All it took to close the disconnect was one little boy.
Enter A. A will be one of our classmates come October at 4 Paws. He is a little boy with a devilish glint in his eyes and a smile that you will gladly surrender your heart for. He is adventurous, curious, engaging and funny. He also eats like a trucker and blew me away with his love of vegetables. Anyway, he was at a pool party with us (and two more families with children receiving dogs this year, all amazing) and J became his shadow. If A was doing it, J was soon behind. Following him around became such a draw that once he had a pool noodle to hold on to**, he was off and after him! Without holding on to me! He moved as slow as a snail through sludge but he was going, bicycling his legs to get where he wanted to be.

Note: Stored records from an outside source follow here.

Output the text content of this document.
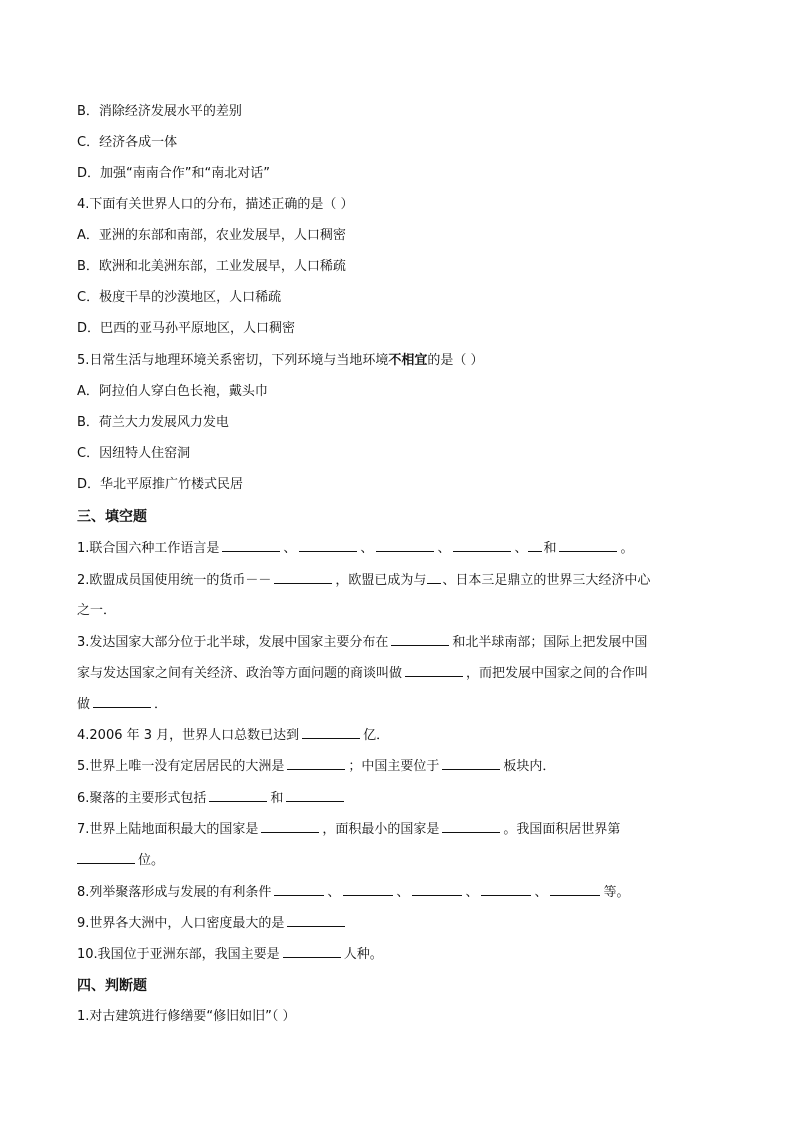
B．消除经济发展水平的差别
C．经济各成一体
D．加强“南南合作”和“南北对话”
4.下面有关世界人口的分布，描述正确的是（ ）
A．亚洲的东部和南部，农业发展早，人口稠密
B．欧洲和北美洲东部，工业发展早，人口稀疏
C．极度干旱的沙漠地区，人口稀疏
D．巴西的亚马孙平原地区，人口稠密
5.日常生活与地理环境关系密切，下列环境与当地环境不相宜的是（ ）
A．阿拉伯人穿白色长袍，戴头巾
B．荷兰大力发展风力发电
C．因纽特人住窑洞
D．华北平原推广竹楼式民居
三、填空题
1.联合国六种工作语言是	、	、	、	、 和	。
2.欧盟成员国使用统一的货币－－	，欧盟已成为与 、日本三足鼎立的世界三大经济中心
之一．
3.发达国家大部分位于北半球，发展中国家主要分布在	和北半球南部；国际上把发展中国
家与发达国家之间有关经济、政治等方面问题的商谈叫做	，而把发展中国家之间的合作叫
做	．
4.2006 年 3 月，世界人口总数已达到	亿．
5.世界上唯一没有定居居民的大洲是	；中国主要位于	板块内．
6.聚落的主要形式包括	和
7.世界上陆地面积最大的国家是	，面积最小的国家是	。我国面积居世界第
位。
8.列举聚落形成与发展的有利条件	、	、	、	、	等。
9.世界各大洲中，人口密度最大的是
10.我国位于亚洲东部，我国主要是	人种。
四、判断题
1.对古建筑进行修缮要“修旧如旧”（ ）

I was amazed then, but I was even more amazed seeing him do the same thing in his first session back to aqua occupational therapy today. The legs started going determinedly, even if he wasn’t properly kicking or paddling he was working to propel himself. He remembered how he solved the challenge before and kept trying.
I say it a lot: These kids, they find their way. They find their way to communicate, they find their way to get around, they find their way to their goals. We may not always know or understand their methods, but it’s truly amazing to sit back and watch the process. You observe, perhaps expecting things to go in a certain direction, and you get thoroughly educated in just how powerful a determined young mind can be. How can we not have faith in our kids, no matter what their challenges may be, when every day there’s evidence to their strengths?
*= Cannot say I have much love for the National Autism Association (they believe vaccines cause autism which is a HUGE red flag of “what the heck are you even on?!”) but these particular facts are important and not colored by their misguided thoughts elsewhere.
**= he was not just reliant upon the noodle, though he could have managed. He wears a life vest in the water for his safety. He’s getting stronger, but we always err on the side of safety.